You could get on a different diet every month (for the rest of your life) and still not try them all. Your choices are literally endless. And with new ones popping up daily, that’s not about to change.
Given that, how do you go about finding the right one? More importantly, how do you know if the plan you’re on is actually working… and if you should stick to it or look for something else?
If you answered fast weight loss, you may be wrong. How can this be? After all, isn’t the point of going on a diet to lose weight? And preferably at a rapid rate?
While that may be true, it doesn’t mean you’re on the right plan. In fact, even if you are dropping pounds at a steady pace, there’s one warning sign (above everything else) that the diet you’re on is wrong for you.
And if you experience this on a regular basis, you should stop what you’re doing immediately because it’s not agreeing with your body.
I’m alluding to low energy levels. If you feel tired on your new diet, you’re either eating the wrong foods, not eating enough, or worse: a combination of both.
Let me explain…
Think of your body like a perfectly engineered automobile. And food as fuel. Now, when you put the right fuel in your car, it runs smoothly and lasts a long time. When you don’t, well… it doesn’t.
Likewise, being on the wrong diet is like putting diesel in a car that burns gasoline (or vice versa). It just won’t run.The same thing happens to some degree with your body.

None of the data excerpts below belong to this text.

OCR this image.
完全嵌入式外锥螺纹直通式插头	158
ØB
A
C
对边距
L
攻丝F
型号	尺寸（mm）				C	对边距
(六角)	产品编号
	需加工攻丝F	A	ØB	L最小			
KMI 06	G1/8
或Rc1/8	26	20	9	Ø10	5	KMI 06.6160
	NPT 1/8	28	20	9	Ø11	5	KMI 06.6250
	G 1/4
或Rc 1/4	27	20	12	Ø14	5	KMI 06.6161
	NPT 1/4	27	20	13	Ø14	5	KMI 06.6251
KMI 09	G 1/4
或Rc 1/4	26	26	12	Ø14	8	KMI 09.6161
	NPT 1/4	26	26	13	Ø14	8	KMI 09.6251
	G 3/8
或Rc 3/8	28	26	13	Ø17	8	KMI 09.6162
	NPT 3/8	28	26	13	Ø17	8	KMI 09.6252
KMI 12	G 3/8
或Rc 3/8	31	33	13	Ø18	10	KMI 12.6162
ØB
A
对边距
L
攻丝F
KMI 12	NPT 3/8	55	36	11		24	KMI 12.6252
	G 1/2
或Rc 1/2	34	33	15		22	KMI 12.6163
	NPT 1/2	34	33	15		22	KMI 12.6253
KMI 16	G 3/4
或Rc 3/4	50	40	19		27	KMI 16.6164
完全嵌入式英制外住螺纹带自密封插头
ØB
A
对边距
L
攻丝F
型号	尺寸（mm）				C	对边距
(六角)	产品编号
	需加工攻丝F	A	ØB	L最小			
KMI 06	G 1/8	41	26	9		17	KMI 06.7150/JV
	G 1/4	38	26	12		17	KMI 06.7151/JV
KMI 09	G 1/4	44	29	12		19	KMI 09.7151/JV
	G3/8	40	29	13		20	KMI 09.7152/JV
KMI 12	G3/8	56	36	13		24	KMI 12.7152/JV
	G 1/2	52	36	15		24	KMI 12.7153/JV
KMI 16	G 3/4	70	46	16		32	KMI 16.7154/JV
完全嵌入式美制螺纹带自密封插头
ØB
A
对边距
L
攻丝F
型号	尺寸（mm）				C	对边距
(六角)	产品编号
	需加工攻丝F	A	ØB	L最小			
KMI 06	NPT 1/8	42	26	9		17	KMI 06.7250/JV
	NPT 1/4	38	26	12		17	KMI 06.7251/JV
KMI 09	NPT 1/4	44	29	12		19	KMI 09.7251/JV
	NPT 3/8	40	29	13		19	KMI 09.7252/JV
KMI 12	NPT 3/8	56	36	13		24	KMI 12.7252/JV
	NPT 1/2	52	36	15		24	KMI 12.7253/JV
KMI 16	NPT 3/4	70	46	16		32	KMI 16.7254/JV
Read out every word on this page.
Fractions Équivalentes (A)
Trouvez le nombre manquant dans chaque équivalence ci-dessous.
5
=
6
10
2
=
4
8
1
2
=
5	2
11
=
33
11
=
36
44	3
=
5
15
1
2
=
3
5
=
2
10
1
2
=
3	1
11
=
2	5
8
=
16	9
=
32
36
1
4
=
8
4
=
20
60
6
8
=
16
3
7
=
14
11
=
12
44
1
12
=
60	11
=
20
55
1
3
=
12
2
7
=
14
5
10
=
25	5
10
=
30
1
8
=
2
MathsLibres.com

Having said that, don’t confuse low energy levels with irritability and/or cravings. It’s natural to feel these any time you clean up your eating habits. It’s all part of the detoxification and cleansing process. However, these should either disappear completely or severely diminish after a few weeks.
If they don’t, something’s wrong.
So, now that you know that energy levels are the true benchmark of a proper diet, here’s how you can actually quantify them. And sure, you know whether or not you feel tired. But this little trick will truly inform you that you’re on the right track.
Carry a pedometer with you at all times. If the number of steps you’re taking each day are steadily rising, your diet is working. All that extra body fat you’re carrying is being burned for fuel. And this causes you to move. Furthermore, it comes natural (i.e. you want to get out and about; you don’t have to force yourself to do so).
Now, if you notice that you’re not moving more after a few weeks on your new plan, it’s time to take inventory of your eating habits. Are you eating enough? Are you eating the right foods? How do you feel after meals? Energized or tired and cranky?
By listening to your body (and with a little help from a pedometer) you can ensure you’re on point with your plan. After all, it knows better than anyone else what’s best for you. So, pay close attention and do exactly what it’s telling you.